Almost every business starts small, but a wide range of factors determine the difference between those that stay small and those that grow to have massive success. Customer relations, employee investments, risk management, and compliance all have an impact on your ability to scale.
By taking advantage of the lessons learned by other companies that expanded successfully, you’ll have a much better chance of reaching your company’s highest potential.
Focus on Customer Satisfaction
More than perhaps any other factor, small businesses thrive on delivering value for their customers. Not only are repeat customers the backbone of your revenue, but they play a vital role in increasing sales when you’re ready to grow.
Consumer surveys consistently show that personal recommendations, whether in person or on social media, outperform all other forms of advertising. As you open new locations or expand your services to new geographic areas, you’ll need to work hard to maintain product and service quality. Doing this can seem complicated, but it’s easiest when you keep things simple.
A crucial part of customer satisfaction will be your ability to comply with state or federal consumer protection agencies, including the FTC’s Bureau of Consumer Protection. You’ll need to dedicate a portion of your resources to taking complaints seriously and keeping up to date with changes to the law. Earning a negative reputation with consumer advocates can make it very difficult to grow.
Invest in Your Employees
Without reliable employees, your business will have a hard time staying open let alone expanding. When you make a commitment to your workers, by paying good wages and providing meaningful benefits, they will be committed to your business.

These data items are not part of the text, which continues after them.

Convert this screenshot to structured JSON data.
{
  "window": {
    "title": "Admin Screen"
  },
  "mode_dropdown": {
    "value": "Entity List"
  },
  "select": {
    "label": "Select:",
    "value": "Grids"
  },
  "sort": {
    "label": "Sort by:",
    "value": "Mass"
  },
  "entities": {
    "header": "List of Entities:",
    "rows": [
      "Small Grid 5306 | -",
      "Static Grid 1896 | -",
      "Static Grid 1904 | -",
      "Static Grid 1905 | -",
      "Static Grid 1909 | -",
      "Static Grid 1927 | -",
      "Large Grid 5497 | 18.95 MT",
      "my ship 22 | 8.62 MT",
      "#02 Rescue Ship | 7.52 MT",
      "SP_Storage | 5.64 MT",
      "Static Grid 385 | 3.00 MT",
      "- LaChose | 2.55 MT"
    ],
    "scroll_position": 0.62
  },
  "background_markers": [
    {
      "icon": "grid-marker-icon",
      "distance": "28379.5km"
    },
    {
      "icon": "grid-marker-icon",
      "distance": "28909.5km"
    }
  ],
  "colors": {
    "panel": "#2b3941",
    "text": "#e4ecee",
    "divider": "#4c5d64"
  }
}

The people you start with when small will end up being your district managers, project leads, and even CEOs. They will be the influential people you depend on when it becomes necessary to delegate a lot of responsibility. In addition to retaining talent, treating your employees well will attract top talent from your industry.
Investing in your employees also involves creating a fair and safe workplace. The Occupational Health and Safety Administration (OSHA) provides a wide range of resources for keeping workplaces safe in a variety of industries. You’ll also need to make sure discriminatory practices don’t take hold.
Make proactive steps to become an equal opportunity employer that hires individuals from all different backgrounds. It’s not just about avoiding punishment. A diversified workforce will bring a lot of valuable ideas and skill sets to your company that will help it scale.
Evaluate Potential Liabilities
Unanticipated liabilities can cost your company financially in a crucial stage of development, so it’s essential to evaluate potential problems before they happen. One of the ways most growing businesses evaluate their liabilities is to implement a risk management plan.
The first step is to create a team of stakeholders who can provide input. They will establish objectives for the company, identify which assets are at risk, and assess how significant each risk is to the business.
Next, the team will have to decide how much of these risks the company can tolerate and how to mitigate dangerous liabilities. As a company grows, it’s exposure increases, so risk management becomes more valuable the larger you get.
Learn How to Pick Your Opportunities
An essential characteristic of most business people is ambition, but when growing your company, you need to learn to say no sometimes. Not every available opportunity will end up benefiting your company, and it will be your job to determine the difference between merely good ideas and genuinely brilliant ones.
With unlimited resources, you might be able to take advantage of as many attractive offers as you want, but a scarcity of funds, employees, and assets will force you to be thoughtful and strategic. One example of this could be a medical provider that’s given the opportunity to take on a large group of new patients. They could start treating patients right away to boost revenue, but saying no until they ensured they could remain HIPPA compliant would be the smarter move.
Don’t Take Shortcuts
As your business grows, you or other managers at your company may be tempted to cut corners to boost the numbers. This is a big mistake in every area, but it’s especially damaging when it comes to compliance.
One of the most common types of compliance companies have to deal with is the Payment Card Industry Data Security Standard (PCI DSS). This affects the secure storage and handling of credit card holder information to reduce credit card fraud. While PCI DSS compliance is not currently mandated by the federal government, failure to comply could sacrifice your license in several states as well as a result in significant fines.
Instead of risking your ability to process credit cards, invest in compliance as you grow to ensure you maintain your revenue stream.
Keep Things Simple
In both nature and business, it’s normal for things to become more complex as they get bigger. As you add on or enhance products and services during periods of growth, user instructions, interfaces, and even engagement campaigns can become needlessly convoluted. You’ll often notice that old aspects of your products and services have become vestigial components in your messaging.
It’s essential to evaluate your presentation to customers regularly to ensure your message is clear, concise, and focused.
Complexity is a phenomenon you must fight against if you want to scale successfully consistently. Whether you require a new office to comply with ISO or have expanded into a new tier of PCI DSS, simplifying your operations will enable your organization to scale upward with as little friction as possible. In most of these cases, getting support and guidance from experts is a worthy investment.